History (including recent history) says the leanings of political party of the administration in charge are unrelated to how truthful the government communication is. All politicians, and the groups they control/communicate with, can't be easily trusted, since all have very strong personal and group motivations to deceive.
Deception of the public is a bipartisan issue because it's an issue of holding/maintaining power.
> Deception of the public is a bipartisan issue because it's an issue of holding/maintaining power.
And maybe it's because by and large Democrats are completely incompetent when it comes to holding/maintaining power but I cannot remember a time when Democrats were purging information from government websites like we are currently seeing. Saying it's a "bipartisan issue" does not hold water. I'm sure there are instances where Democrats have done something like this (I should make it clear I am not a fan of them, I just find them the lesser of two evils) but nothing on the scale we are currently seeing.
Everyone else has already jumped on this post but I cannot stress enough how toxic the mentality "everyone does it" is.
Not everyone does it, and people certainly don't do it to the same degree, and when we vote we can actually choose better people. Not perfect.

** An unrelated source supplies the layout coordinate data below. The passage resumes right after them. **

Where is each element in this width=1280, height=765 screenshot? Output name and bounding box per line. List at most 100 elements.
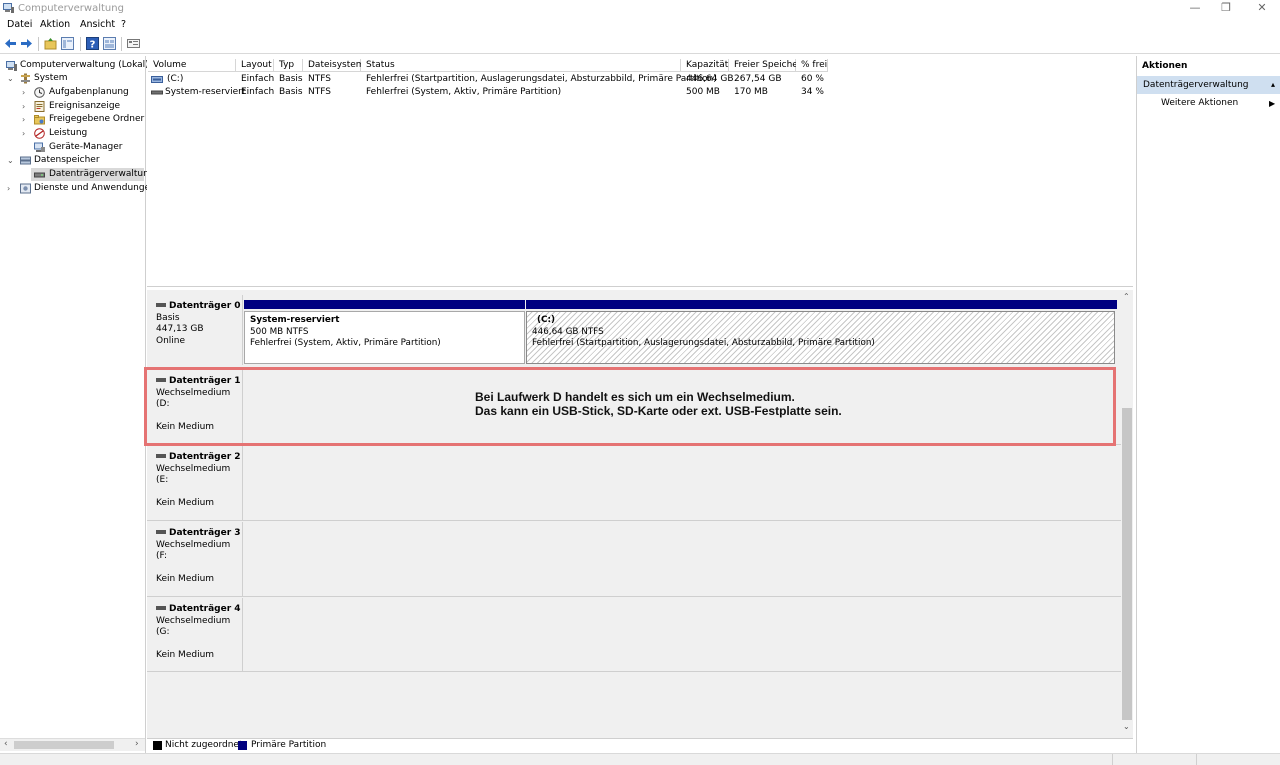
tree-item-root[interactable]: Computerverwaltung (Lokal) xyxy=(0,59,149,72)
scrollbar-thumb[interactable] xyxy=(14,741,114,749)
menu-aktion[interactable]: Aktion xyxy=(40,19,70,30)
tree-item-ereignisanzeige[interactable]: › Ereignisanzeige xyxy=(0,100,145,113)
view-icon[interactable] xyxy=(103,37,116,50)
tree-item-datentraegerverwaltung[interactable]: Datenträgerverwaltung xyxy=(31,168,155,181)
cell-volume: (C:) xyxy=(167,74,184,84)
status-divider xyxy=(1196,754,1197,765)
disk-label-2[interactable]: Datenträger 2 Wechselmedium (E: Kein Med… xyxy=(148,446,243,521)
cell-layout: Einfach xyxy=(241,87,275,97)
cell-prozent-frei: 34 % xyxy=(801,87,824,97)
title-bar: Computerverwaltung — ❐ ✕ xyxy=(0,0,1280,18)
minimize-button[interactable]: — xyxy=(1180,0,1210,17)
legend-swatch-primary xyxy=(238,741,247,750)
legend-label-primary: Primäre Partition xyxy=(251,740,327,750)
chevron-right-icon[interactable]: › xyxy=(22,86,30,99)
disk-icon xyxy=(156,303,166,307)
help-icon[interactable]: ? xyxy=(86,37,99,50)
console-tree: Computerverwaltung (Lokal) ⌄ System › Au… xyxy=(0,56,156,753)
event-viewer-icon xyxy=(34,101,45,112)
chevron-down-icon[interactable]: ⌄ xyxy=(7,154,15,167)
partition-size: 446,64 GB NTFS xyxy=(532,326,604,337)
tree-label: System xyxy=(34,73,68,83)
restore-button[interactable]: ❐ xyxy=(1211,0,1241,17)
column-header-typ[interactable]: Typ xyxy=(274,59,303,72)
scrollbar-thumb[interactable] xyxy=(1122,408,1132,720)
cell-status: Fehlerfrei (System, Aktiv, Primäre Parti… xyxy=(366,87,562,97)
scroll-left-icon[interactable]: ‹ xyxy=(4,739,8,749)
performance-icon xyxy=(34,128,45,139)
tree-horizontal-scrollbar[interactable]: ‹ › xyxy=(0,738,145,751)
scroll-up-icon[interactable]: ⌃ xyxy=(1123,292,1130,301)
column-header-status[interactable]: Status xyxy=(361,59,681,72)
scroll-right-icon[interactable]: › xyxy=(135,739,139,749)
up-folder-icon[interactable] xyxy=(44,37,57,50)
scroll-down-icon[interactable]: ⌄ xyxy=(1123,722,1130,731)
menu-datei[interactable]: Datei xyxy=(7,19,32,30)
action-weitere-aktionen[interactable]: Weitere Aktionen xyxy=(1161,97,1238,110)
toolbar-separator xyxy=(38,37,39,51)
column-header-kapazitaet[interactable]: Kapazität xyxy=(681,59,729,72)
column-header-freier-speicher[interactable]: Freier Speicher xyxy=(729,59,802,72)
partition-size: 500 MB NTFS xyxy=(250,326,309,337)
chevron-right-icon[interactable]: › xyxy=(22,100,30,113)
disk-status: Kein Medium xyxy=(156,650,215,660)
menu-ansicht[interactable]: Ansicht xyxy=(80,19,115,30)
tree-item-datenspeicher[interactable]: ⌄ Datenspeicher xyxy=(0,154,145,167)
partition-name: System-reserviert xyxy=(250,315,340,325)
disk-type: Basis xyxy=(156,312,180,323)
tree-label: Leistung xyxy=(49,128,88,138)
tree-label: Ereignisanzeige xyxy=(49,101,121,111)
status-bar xyxy=(0,753,1280,765)
disk-status: Online xyxy=(156,335,186,346)
actions-section-label: Datenträgerverwaltung xyxy=(1143,80,1249,90)
partition-system-reserviert[interactable]: System-reserviert 500 MB NTFS Fehlerfrei… xyxy=(244,311,525,364)
disk-icon xyxy=(156,454,166,458)
cell-kapazitaet: 446,64 GB xyxy=(686,74,734,84)
tree-item-freigegebene-ordner[interactable]: › Freigegebene Ordner xyxy=(0,113,145,126)
column-header-dateisystem[interactable]: Dateisystem xyxy=(303,59,365,72)
collapse-icon[interactable]: ▴ xyxy=(1271,76,1275,94)
chevron-right-icon[interactable]: › xyxy=(7,182,15,195)
column-header-layout[interactable]: Layout xyxy=(236,59,274,72)
cell-dateisystem: NTFS xyxy=(308,87,331,97)
storage-icon xyxy=(20,156,31,165)
chevron-right-icon[interactable]: › xyxy=(22,113,30,126)
partition-header-bar xyxy=(244,300,525,309)
forward-arrow-icon[interactable] xyxy=(20,37,33,50)
shared-folder-icon xyxy=(34,115,45,125)
disk-name: Datenträger 2 xyxy=(169,452,241,462)
chevron-right-icon[interactable]: › xyxy=(22,127,30,140)
column-header-volume[interactable]: Volume xyxy=(148,59,236,72)
chevron-down-icon[interactable]: ⌄ xyxy=(7,72,15,85)
tree-item-geraete-manager[interactable]: Geräte-Manager xyxy=(0,141,145,154)
table-row[interactable]: (C:) Einfach Basis NTFS Fehlerfrei (Star… xyxy=(148,73,828,86)
cell-freier-speicher: 267,54 GB xyxy=(734,74,782,84)
disk-label-3[interactable]: Datenträger 3 Wechselmedium (F: Kein Med… xyxy=(148,522,243,597)
tree-item-dienste[interactable]: › Dienste und Anwendungen xyxy=(0,182,156,195)
tree-item-leistung[interactable]: › Leistung xyxy=(0,127,145,140)
disk-label-4[interactable]: Datenträger 4 Wechselmedium (G: Kein Med… xyxy=(148,598,243,672)
actions-section-datentraegerverwaltung[interactable]: Datenträgerverwaltung ▴ xyxy=(1137,76,1280,94)
disk-label-0[interactable]: Datenträger 0 Basis 447,13 GB Online xyxy=(148,295,243,365)
tree-label: Geräte-Manager xyxy=(49,142,123,152)
table-row[interactable]: System-reserviert Einfach Basis NTFS Feh… xyxy=(148,86,828,99)
tree-item-system[interactable]: ⌄ System xyxy=(0,72,145,85)
partition-name: (C:) xyxy=(537,315,556,325)
cell-status: Fehlerfrei (Startpartition, Auslagerungs… xyxy=(366,74,717,84)
properties-icon[interactable] xyxy=(127,37,140,50)
disk-row-2: Datenträger 2 Wechselmedium (E: Kein Med… xyxy=(147,446,1124,521)
submenu-arrow-icon[interactable]: ▶ xyxy=(1269,97,1275,110)
tools-icon xyxy=(21,73,30,84)
tree-item-aufgabenplanung[interactable]: › Aufgabenplanung xyxy=(0,86,145,99)
disk-name: Datenträger 4 xyxy=(169,604,241,614)
disk-management-icon xyxy=(34,172,45,178)
column-header-prozent-frei[interactable]: % frei xyxy=(796,59,828,72)
partition-c[interactable]: (C:) 446,64 GB NTFS Fehlerfrei (Startpar… xyxy=(526,311,1115,364)
show-console-tree-icon[interactable] xyxy=(61,37,74,50)
disk-status: Kein Medium xyxy=(156,574,215,584)
disk-name: Datenträger 3 xyxy=(169,528,241,538)
close-button[interactable]: ✕ xyxy=(1247,0,1277,17)
disk-icon xyxy=(156,606,166,610)
menu-help[interactable]: ? xyxy=(121,19,126,30)
back-arrow-icon[interactable] xyxy=(4,37,17,50)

Just better.
> History (including recent history) says the leanings of political party of the administration in charge are unrelated to how truthful the government communication is.
If anything, recent history says the exact opposite: truthfulness has absolutely varied historically based on the person in charge. The current person in charge has a record of untruthfulness unrivaled in magnitude by any of his historical predecessors. It isn't even close.
> All politicians, and the groups they control/communicate with, can't be easily trusted
This is bullshit. The American bureaucracy has been ridiculously reliable as an information source until tight around now. (Same as the British imperial services’ were.)
This baseless cynicism is a driver around why we’re losing that. (More specifically, the blog posts being disappeared aren’t impartial data. They’re the historic opinions of the previous FTC chair.)
Deception of the public is a bipartisan issue because it's an issue of holding/maintaining power.